India faces acute climate exposure, with over 80% of its land area vulnerable to climate hazards and nearly 90% of its population living in risk-prone districts as per the World Bank. Yet adaptation spending remains around $13 billion annually – barely 10% of estimated requirements.
Structural weaknesses in India’s adaptation framework:
1. Institutional fragmentation:
- Agencies such as NDMA, IMD, MoEFCC and state bodies function in silos, leading to duplication and reactive relief-based responses.
- For example, Assam witnesses annual floods but basin-level floodplain planning remains limited.
2. Inconsistent risk methodologies:
- Different institutions use varied timelines and models for risk projections, leading to non-comparable data and weak planning integration.
- For example, Infrastructure projects often lack standardized climate stress testing aggravating urban flooding events like Chennai (2021).
3. Underinvestment relative to risk:
- At 2°C warming, India’s adaptation costs may exceed $200 billion annually, yet fiscal prioritization remains low.
- UNEP notes global adaptation finance is far below required levels, limiting developing countries’ preparedness.
4. Weak integration: Climate risks are insufficiently embedded in capital budgeting, urban master plans, and industrial corridors.
Role of a Unified Climate Physical Risk (CPR) framework:
A unified CPR framework can transform India’s adaptation strategy from fragmented and reactive to systemic and growth-aligned.
1. Standardized risk assessment across sectors:
- A CPR framework using IPCC’s hazard-exposure-vulnerability model (AR6) would harmonize methodologies across ministries.
- It enables comparable district-level risk mapping, improving prioritization of investments in heat-prone and flood-prone regions.
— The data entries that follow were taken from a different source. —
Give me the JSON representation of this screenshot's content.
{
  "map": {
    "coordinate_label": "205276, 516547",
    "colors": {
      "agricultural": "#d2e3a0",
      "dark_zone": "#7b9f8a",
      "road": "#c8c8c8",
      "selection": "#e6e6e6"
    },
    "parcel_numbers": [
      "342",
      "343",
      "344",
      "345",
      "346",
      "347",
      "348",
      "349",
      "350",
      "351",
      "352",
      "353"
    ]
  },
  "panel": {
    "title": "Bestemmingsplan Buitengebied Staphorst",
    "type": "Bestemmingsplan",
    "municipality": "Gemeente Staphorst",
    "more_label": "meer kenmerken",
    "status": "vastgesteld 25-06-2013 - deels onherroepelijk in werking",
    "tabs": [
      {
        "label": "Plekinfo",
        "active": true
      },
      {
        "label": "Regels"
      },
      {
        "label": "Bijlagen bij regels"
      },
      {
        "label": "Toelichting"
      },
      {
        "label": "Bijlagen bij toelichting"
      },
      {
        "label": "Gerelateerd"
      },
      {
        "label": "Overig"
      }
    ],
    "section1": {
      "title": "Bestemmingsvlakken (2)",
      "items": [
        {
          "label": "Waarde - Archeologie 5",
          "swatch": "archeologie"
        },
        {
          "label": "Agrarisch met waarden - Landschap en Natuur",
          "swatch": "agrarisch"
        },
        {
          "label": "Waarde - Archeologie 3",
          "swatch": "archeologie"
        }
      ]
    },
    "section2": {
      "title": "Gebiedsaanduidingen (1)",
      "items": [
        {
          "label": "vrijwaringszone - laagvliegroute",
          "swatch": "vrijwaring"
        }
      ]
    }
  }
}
2. Evidence-based infrastructure planning:
- Mandatory CPR screening for major public infrastructure projects would ensure resilience at the design stage.
- For e.g., coastal areas could incorporate future rainfall and sea-level projections, reducing post-disaster reconstruction costs.
3. Efficient resource allocation:
- Unified risk metrics would direct adaptation finance towards high-risk districts
- McKinsey estimates that investments in adaptation can yield 7x returns in avoided damages.
4. Strengthening financial stability:
- A CPR-based disclosure framework aligned with RBI and global ESG norms would improve transparency of climate risks in banking and infrastructure lending.
- It reduces stranded asset risk in sectors like power, transport, and coastal real estate.
5. Shift from proactive resilience:
- CPR-driven early warning and predictive analytics enable anticipatory governance rather than disaster relief.
- For e.g., Ahmedabad’s Heat Action Plan (2013) reduced heat mortality through early warnings and cool-roof interventions.
Conclusion:
A unified Climate Physical Risk framework can convert India’s climate vulnerability into an opportunity for resilient, risk-informed economic development.
‘+1’ Value Addition:
- Between 2000 – 2019, India lost over $79.5 billion due to climate-related disasters (UNDRR).
- The ILO estimates India could lose 5.8% of total working hours by 2030 due to heat stress – equivalent to 34 million jobs.
- Odisha’s cyclone preparedness (post-1999 super cyclone reforms) reduced cyclone mortality drastically
- As per the World Bank, India may see 40 million internal climate migrants by 2050.